Tuesday, February 7, 2017

'YOU' REVIEW......WHEN LOVE GOES STALK RAVING MAD.....

YOU by Caroline Kepnes (2015) took us back to that wonderfully perverse moment in Hitchcock's "Psycho". (If you haven't seen "Psycho", stop reading this paragraph.....actually, if you haven't seen it, either start watching it on the device you're using right now, or go find a copy....immediately.) Anthony Perkins' Norman Bates, having stuffed Janet Leigh's perforated body in the trunk of her car, pushes the car into a swampy pond and anxiously awaits its total submergence. Down and down it goes....until it suddenly stops, only halfway under water. Uh-oh......Perkins holds his breath in worry......and for a guilty moment, identifying with his plight.....so do we!  For a few seconds, nasty genius Hitchcock has turned us all into Norman's co-conspirators, praying for Janet and her car to go fully glub glub....

               Which is what author Caroline Kepnes accomplishes through the entire length of her brilliantly funny and horrific thriller "You". Her outrageous choice here is to have the book First Person narrated by its sociopath stalker/killer, Joe Goldberg, a young New York City bookstore manager searching for his soulmate. Forgoing college, but self-schooled from his avid reading, Joe takes you on a pop-culture bibliophile's rollercoaster through his deeply sick mind, loaded with hilarious, pithy references to books, films and music.

               Joe's new overwhelming obsession, severely Manic Pixie Dreamgirl Guinevere Beck (of just plain Beck, as she prefers) is a borderline nymphomaniac graduate student pursuing an MFA in creative writing. Minus the propensity for homicide, she's almost as crazy as Joe, so you can see why he falls hard for her.
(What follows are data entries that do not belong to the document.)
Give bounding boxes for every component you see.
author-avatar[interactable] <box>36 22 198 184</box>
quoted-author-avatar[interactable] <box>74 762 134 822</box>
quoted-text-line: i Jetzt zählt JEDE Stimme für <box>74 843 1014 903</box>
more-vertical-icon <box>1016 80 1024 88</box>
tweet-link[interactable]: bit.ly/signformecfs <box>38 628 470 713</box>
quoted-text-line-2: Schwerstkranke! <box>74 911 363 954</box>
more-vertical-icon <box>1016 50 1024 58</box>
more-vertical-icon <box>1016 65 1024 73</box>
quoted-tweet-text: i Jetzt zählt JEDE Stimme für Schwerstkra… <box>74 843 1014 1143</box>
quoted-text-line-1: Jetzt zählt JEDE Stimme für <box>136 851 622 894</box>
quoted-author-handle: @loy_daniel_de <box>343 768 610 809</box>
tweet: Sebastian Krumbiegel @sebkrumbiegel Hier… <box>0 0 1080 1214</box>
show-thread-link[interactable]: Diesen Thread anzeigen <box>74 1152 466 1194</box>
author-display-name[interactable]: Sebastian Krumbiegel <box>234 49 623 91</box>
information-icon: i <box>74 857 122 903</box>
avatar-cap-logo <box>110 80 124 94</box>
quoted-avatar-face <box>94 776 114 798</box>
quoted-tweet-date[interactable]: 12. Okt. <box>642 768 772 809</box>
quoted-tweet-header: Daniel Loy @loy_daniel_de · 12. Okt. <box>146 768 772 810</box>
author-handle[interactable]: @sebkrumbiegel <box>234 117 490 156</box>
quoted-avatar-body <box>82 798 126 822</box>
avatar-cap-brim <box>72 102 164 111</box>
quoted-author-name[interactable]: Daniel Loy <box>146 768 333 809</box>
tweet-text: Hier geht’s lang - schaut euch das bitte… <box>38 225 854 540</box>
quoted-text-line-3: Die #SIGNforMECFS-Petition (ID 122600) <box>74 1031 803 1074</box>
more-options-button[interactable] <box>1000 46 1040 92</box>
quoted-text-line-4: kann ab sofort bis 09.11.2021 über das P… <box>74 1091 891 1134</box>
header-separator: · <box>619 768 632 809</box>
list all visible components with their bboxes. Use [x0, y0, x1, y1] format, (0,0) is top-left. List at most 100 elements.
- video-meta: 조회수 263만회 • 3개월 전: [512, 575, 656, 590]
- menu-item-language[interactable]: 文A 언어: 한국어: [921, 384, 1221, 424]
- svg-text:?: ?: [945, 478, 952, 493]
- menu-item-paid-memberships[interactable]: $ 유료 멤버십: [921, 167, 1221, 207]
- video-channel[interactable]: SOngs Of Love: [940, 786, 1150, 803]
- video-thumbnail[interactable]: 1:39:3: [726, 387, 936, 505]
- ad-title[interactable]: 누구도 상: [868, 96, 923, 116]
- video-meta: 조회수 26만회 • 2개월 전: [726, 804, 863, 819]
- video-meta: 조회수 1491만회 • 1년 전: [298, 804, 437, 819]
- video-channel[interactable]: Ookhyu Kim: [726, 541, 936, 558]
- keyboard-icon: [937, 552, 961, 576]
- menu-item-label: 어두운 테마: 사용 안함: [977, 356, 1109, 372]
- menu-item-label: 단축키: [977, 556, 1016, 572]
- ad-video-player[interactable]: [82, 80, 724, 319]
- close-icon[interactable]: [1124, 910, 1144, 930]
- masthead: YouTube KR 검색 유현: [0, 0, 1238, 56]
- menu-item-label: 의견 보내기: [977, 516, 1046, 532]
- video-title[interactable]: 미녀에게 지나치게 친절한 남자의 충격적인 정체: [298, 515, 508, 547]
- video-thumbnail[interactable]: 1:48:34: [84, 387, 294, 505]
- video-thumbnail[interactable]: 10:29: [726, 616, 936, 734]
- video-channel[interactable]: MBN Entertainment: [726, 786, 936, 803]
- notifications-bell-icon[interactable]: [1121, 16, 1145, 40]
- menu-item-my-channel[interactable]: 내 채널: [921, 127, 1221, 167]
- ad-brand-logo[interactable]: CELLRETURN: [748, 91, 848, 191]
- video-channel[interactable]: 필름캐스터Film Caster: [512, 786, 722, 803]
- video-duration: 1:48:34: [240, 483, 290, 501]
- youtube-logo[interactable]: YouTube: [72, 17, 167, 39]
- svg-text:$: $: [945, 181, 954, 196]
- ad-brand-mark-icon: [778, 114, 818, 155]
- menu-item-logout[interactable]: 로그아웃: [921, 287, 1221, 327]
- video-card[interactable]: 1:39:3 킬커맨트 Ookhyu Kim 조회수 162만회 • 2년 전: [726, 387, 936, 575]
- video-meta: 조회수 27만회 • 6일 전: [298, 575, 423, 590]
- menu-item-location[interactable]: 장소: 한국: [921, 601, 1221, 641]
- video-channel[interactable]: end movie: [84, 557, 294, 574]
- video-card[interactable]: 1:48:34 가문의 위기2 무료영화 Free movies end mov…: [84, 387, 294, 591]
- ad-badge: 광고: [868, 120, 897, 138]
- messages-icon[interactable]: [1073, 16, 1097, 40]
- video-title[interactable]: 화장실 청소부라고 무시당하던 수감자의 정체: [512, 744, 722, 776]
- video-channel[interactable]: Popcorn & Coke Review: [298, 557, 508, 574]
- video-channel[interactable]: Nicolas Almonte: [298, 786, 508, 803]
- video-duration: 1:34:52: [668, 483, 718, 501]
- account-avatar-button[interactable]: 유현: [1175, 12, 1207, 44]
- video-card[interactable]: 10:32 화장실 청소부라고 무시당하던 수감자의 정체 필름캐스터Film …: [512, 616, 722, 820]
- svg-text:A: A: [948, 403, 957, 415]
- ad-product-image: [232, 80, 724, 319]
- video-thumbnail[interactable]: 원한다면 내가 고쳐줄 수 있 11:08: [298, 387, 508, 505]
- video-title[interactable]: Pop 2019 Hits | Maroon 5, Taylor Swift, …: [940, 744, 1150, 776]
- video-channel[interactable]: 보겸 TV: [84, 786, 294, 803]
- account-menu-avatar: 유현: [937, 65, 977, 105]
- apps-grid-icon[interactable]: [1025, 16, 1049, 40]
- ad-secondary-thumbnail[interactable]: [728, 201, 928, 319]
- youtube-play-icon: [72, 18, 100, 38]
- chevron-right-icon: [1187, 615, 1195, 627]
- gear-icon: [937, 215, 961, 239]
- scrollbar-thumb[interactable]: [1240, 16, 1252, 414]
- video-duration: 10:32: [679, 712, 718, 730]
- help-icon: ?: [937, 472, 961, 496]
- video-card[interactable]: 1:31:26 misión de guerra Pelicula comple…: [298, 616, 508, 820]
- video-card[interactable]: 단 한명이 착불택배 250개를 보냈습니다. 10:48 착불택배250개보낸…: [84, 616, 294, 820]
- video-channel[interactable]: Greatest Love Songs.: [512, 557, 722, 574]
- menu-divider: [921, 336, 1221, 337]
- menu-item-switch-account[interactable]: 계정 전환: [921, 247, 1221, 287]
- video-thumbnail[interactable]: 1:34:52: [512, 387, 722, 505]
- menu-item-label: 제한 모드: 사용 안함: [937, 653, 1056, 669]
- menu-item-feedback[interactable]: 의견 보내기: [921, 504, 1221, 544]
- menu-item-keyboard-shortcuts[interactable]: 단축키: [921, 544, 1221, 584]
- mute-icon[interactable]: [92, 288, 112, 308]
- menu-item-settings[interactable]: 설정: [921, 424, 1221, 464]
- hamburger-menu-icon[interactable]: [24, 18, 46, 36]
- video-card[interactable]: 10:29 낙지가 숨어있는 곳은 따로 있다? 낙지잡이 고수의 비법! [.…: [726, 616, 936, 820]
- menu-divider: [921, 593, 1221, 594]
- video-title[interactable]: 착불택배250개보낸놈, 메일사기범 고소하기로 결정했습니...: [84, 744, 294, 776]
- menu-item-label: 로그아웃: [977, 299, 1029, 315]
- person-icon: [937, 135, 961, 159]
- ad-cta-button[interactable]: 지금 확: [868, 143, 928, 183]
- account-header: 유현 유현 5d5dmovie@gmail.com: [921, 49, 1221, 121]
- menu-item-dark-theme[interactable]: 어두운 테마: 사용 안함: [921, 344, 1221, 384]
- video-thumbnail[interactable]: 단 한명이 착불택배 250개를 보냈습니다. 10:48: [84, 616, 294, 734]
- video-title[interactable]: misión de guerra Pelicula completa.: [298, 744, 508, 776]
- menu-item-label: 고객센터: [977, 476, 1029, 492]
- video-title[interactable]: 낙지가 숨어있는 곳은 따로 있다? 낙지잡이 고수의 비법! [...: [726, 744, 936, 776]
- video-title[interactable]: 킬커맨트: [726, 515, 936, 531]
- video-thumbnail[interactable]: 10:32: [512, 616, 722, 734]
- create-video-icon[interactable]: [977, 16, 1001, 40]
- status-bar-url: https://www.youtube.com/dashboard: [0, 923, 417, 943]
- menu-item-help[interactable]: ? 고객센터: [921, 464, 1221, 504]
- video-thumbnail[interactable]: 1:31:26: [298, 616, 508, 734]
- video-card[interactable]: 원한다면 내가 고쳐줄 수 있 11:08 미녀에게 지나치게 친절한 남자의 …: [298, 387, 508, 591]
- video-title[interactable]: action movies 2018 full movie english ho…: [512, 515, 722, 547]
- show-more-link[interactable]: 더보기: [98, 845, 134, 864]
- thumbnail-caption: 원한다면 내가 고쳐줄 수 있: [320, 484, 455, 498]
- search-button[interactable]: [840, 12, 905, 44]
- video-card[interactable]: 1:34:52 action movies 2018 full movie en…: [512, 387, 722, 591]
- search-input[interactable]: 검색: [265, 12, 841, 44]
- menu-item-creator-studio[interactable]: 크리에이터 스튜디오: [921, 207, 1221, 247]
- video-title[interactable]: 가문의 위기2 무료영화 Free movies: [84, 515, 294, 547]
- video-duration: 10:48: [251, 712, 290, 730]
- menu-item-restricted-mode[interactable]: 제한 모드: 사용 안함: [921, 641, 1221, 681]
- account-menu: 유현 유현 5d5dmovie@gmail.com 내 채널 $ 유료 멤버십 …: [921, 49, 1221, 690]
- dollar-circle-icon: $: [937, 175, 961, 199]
As a dedicated psychotic stalker, Joe fully devotes himself to hacking all her social media devices, cherishing her stolen underwear, you know, the usual stuff.....and it won't take you long to figure out it's lethally dangerous for anyone to stand between Joe, the wise-ass demented Don Quixote, and Beck, his hot-to-trot Dulcinea.

                Joe's irresistible narration, stuffed with jokes and assorted withering witticisms, makes the book resemble "Annie Hall" re-filmed as a horror movie......you won't know whether to laugh or cringe. (His ludicrous mis-adventures in stalking Beck including excursions to a costume party and a dead-of-winter Rhode Island resort would make perfect romantic comedy sequences, if it weren't for the fact that Joe's a monster....)

                That's all we dare tell you about this book, except that Beached Quill considers it a must-read and gruesomely awards it 5 creepy stars (*****) a most definite FIND OF FINDS.